I know I mentioned back in January that our family would be going through some changes this year and since it’s over and done now, I can now announce that we sold our house and have moved.
I’m not particularly overjoyed about this, but we had to make some tough choices for the time being. We didn’t buy out of our price range at the time we bought our house, so I won’t give you a sad story about buying a McMansion we couldn’t afford in the first place because it wasn’t at all like that. However, our mortgage payment was pretty high and with the cost of everything increasing, getting rid of our high payment just made good financial sense for the time being. Home ownership and the responsibilities it entails (repairs, yardwork, etc.) are just not right for us at this time for many reasons.
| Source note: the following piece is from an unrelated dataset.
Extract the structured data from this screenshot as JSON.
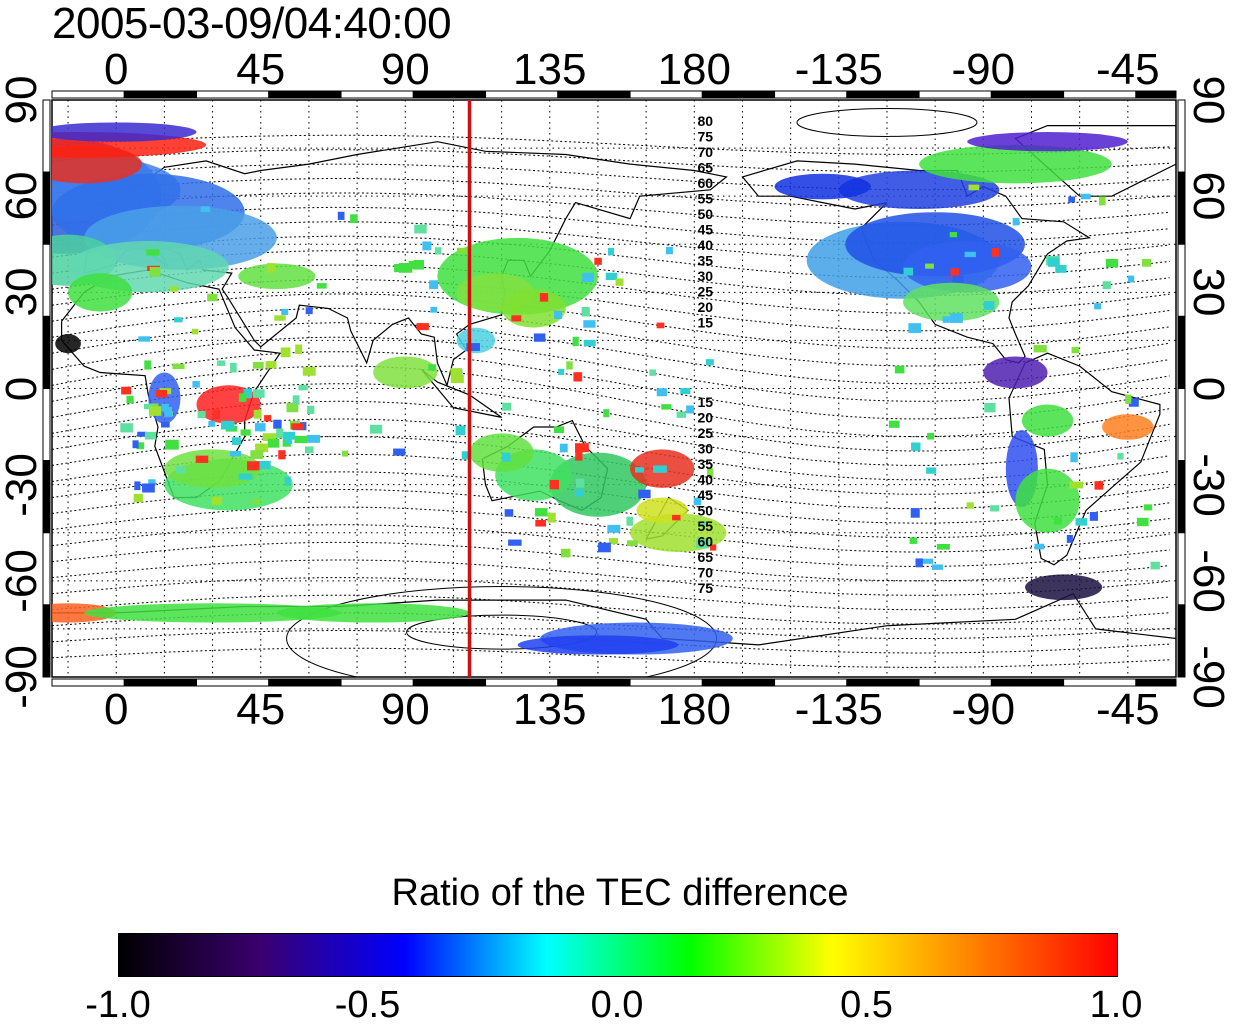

We’re settled in our new place, but I miss my home. I suppose this will pass with time. I’m trying to focus on our many, many blessings and be thankful I have a roof over my head at all and that our house even sold at all in such a sucktastic real estate downturn. There are so many people in this same position we were in who have fared much worse. E.B. and the cats have absolutely not missed a beat in all of this and have adjusted quite well. That was my biggest concern. I’ve been feeling every emotion I guess is normal in something like this….sadness, shame, guilt. It’s been a very tough week, but the bottom line is we are here together as a family and this will hopefully only be a temporary change. I’m trying really hard to focus on the positive.
What I do know for sure throughout all of this is that my family and close friends have been my rock. They’ve listened, counseled, pitched in and even showed up on moving day to help us through this. The true test of a real friend? They help you MOVE big furniture, hanging clothes, food from the refrigerator and tons of boxes. I love them so much for that.
So we are no longer slaves to Bank of America, who, as a side-note, can kiss my hot buttered Mississippi grits for making home ownership and selling a home an absolute nightmare and THAT is putting it very mildly and staying rated-G. I could write 265 blog posts alone on why a person would never, ever want their mortgage sold to them, but I will spare you.
It’s different, but I’m adjusting.
stacey says
hard stuff, but glad you did what is best for your family despite society telling us to go bigger and buy more. just think of how much less you have to clean, right?!! 🙂
Mandy says
Thanks Stacey! And yes, I am already enjoying not having so much to clean! And you’re absolutely right…I think that’s why I feel so bad about it all. Listening to the world versus doing what you know is right in your heart is very tough. I just keep reminding myself that the things of this world are just THINGS, not what really matters.
Shan @ Shan's Shreds Designs says
I thought real friends helped you move bodies… 😀
Mandy says
Ha! I know they would help me do that, too, if need be! LOL!